Jenkins, who worked for the EPA for more than 30 years, was fired after being accused of threatening her supervisor. But her attorney, Paula Dinerstein, says that the claim is utterly false. ‘We believe that she was fired in order to both silence her and discredit her because of her advocacy about the World Trade Center and EPA’s standard concerning corrosivity,’ she tells Chemistry World.

Shortly before the allegation of threatening behaviour was made, Jenkins sent information to her supervisors and others about litigation filed against the EPA by first responders - firefighters and rescue workers who helped at the Ground Zero site for extended periods and now experience health problems. In that correspondence, Jenkins informed them that she might be called to testify because the plaintiffs’ attorneys were using her work to support their case.

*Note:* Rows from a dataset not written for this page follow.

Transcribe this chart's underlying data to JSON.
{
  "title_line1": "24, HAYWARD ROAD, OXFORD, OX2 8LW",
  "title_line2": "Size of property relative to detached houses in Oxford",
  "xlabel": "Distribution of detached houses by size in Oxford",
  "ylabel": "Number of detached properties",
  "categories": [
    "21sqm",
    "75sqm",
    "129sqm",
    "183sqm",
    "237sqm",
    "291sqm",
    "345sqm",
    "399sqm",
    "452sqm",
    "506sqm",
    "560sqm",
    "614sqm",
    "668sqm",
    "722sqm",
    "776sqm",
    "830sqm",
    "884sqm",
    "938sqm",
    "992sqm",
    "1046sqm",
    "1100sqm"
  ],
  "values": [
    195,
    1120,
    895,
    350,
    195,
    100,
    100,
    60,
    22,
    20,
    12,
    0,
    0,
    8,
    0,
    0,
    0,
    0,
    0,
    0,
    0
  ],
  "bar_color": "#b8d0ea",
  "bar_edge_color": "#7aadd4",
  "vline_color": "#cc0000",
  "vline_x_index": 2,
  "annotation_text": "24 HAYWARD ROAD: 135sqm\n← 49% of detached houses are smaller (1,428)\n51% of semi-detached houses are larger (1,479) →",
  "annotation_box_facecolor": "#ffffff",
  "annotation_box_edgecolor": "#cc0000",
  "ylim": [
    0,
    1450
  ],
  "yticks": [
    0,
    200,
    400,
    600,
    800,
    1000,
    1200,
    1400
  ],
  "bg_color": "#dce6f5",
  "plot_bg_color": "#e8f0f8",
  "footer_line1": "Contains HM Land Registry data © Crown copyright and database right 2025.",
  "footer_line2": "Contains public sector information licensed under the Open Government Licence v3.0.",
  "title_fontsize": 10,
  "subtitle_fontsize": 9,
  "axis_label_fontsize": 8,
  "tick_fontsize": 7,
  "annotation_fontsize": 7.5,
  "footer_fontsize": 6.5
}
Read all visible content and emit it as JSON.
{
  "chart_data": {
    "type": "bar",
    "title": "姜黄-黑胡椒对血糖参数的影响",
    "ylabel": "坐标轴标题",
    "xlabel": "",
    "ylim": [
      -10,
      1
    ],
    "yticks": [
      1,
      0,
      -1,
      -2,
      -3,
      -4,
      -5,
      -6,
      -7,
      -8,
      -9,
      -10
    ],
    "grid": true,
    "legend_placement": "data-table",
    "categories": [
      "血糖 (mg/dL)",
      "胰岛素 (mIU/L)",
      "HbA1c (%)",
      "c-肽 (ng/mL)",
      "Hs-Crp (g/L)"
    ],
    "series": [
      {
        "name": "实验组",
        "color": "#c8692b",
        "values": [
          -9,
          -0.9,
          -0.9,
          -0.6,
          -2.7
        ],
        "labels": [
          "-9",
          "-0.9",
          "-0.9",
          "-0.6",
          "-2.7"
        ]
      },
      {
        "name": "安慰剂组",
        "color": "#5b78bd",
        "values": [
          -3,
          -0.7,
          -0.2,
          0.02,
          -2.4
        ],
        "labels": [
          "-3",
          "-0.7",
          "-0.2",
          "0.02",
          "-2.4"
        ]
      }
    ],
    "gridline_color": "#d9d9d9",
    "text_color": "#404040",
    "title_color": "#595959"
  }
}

Earlier attempts to eject Jenkins from the agency were made by EPA officials, but they had determined that her activities were legal and they couldn’t stop her, Dinerstein says.

Concerns aired

In fact, Jenkins had been a thorn in the side of the EPA ever since the 11 September attacks. Her early public disclosures of asbestos in the dust of the WTC ruins and charges that that the EPA wasn’t measuring it or ensuring that it was cleaned up properly embarrassed the agency. She later publicised that the EPA’s standard of what constituted a hazardous level of corrosivity in the residual dust around Ground Zero was inadequate. ‘If the standard had been correct, then there would have been reason to warn the first responders not to go in there without respirators,’ Dinerstein says. Corrosive dust at that level not only causes immediate chemical burns, which can cause permanent tissue damage, but it also lowers the body’s defences to other toxic substances in the dust that gets into the lungs, she adds.

Jenkins charged, among other things, that the EPA used improper and fraudulent test methods to determine the pH levels of the caustic WTC dust. She claimed that the labs the agency used were adding large quantities of water to the dust before testing it, lowering its pH.

The MSPB’s decision solely addressed Jenkins denial of due process. The board didn’t address whether she had been retaliated against as a whistleblower.

A parallel case involving Jenkins’ sacking is pending before an administrative law judge at the Department of Labor. That case addresses whether she was targeted because she was a whistleblower and the hearing is now being finalised.

Health problems

Meanwhile, a recent study offers evidence that exposure to toxic debris at Ground Zero causes cancer. Medical journal The Lancet  reported in September 2011 that male firefighters exposed to dust and smoke at Ground Zero have a 19% higher chance of developing cancer than colleagues that weren’t exposed1.

That finding came roughly a month after the National Institute for Occupational Safety and Health (NIOSH) ruled that the scientific and medical findings in the peer-reviewed literature provided ‘insufficient evidence’ to draw a link between the WTC dust following the 11 September attacks and cancer. As a result, NIOSH determined that adding cancer, or certain types of cancer, to the list of WTC-related health conditions that are covered under legislation providing care for these first responders was unnecessary.

Beyond cancers, many of these first responders - who have been hailed as heroes - have developed illnesses including respiratory disease. Research late last year shows that WTC responders suffer from asthma at about twice the rate of the general US population2. While asthma rates remained stable among the general population, large increases were measured among WTC responders between 2000 and 2005. When comparing asthma rates of WTC responders the year before the attacks to 2005, rates increased by 40 times, the study showed.

For its part, the EPA refused comment on the 4 May ruling, saying only that it is reviewing the board’s decision.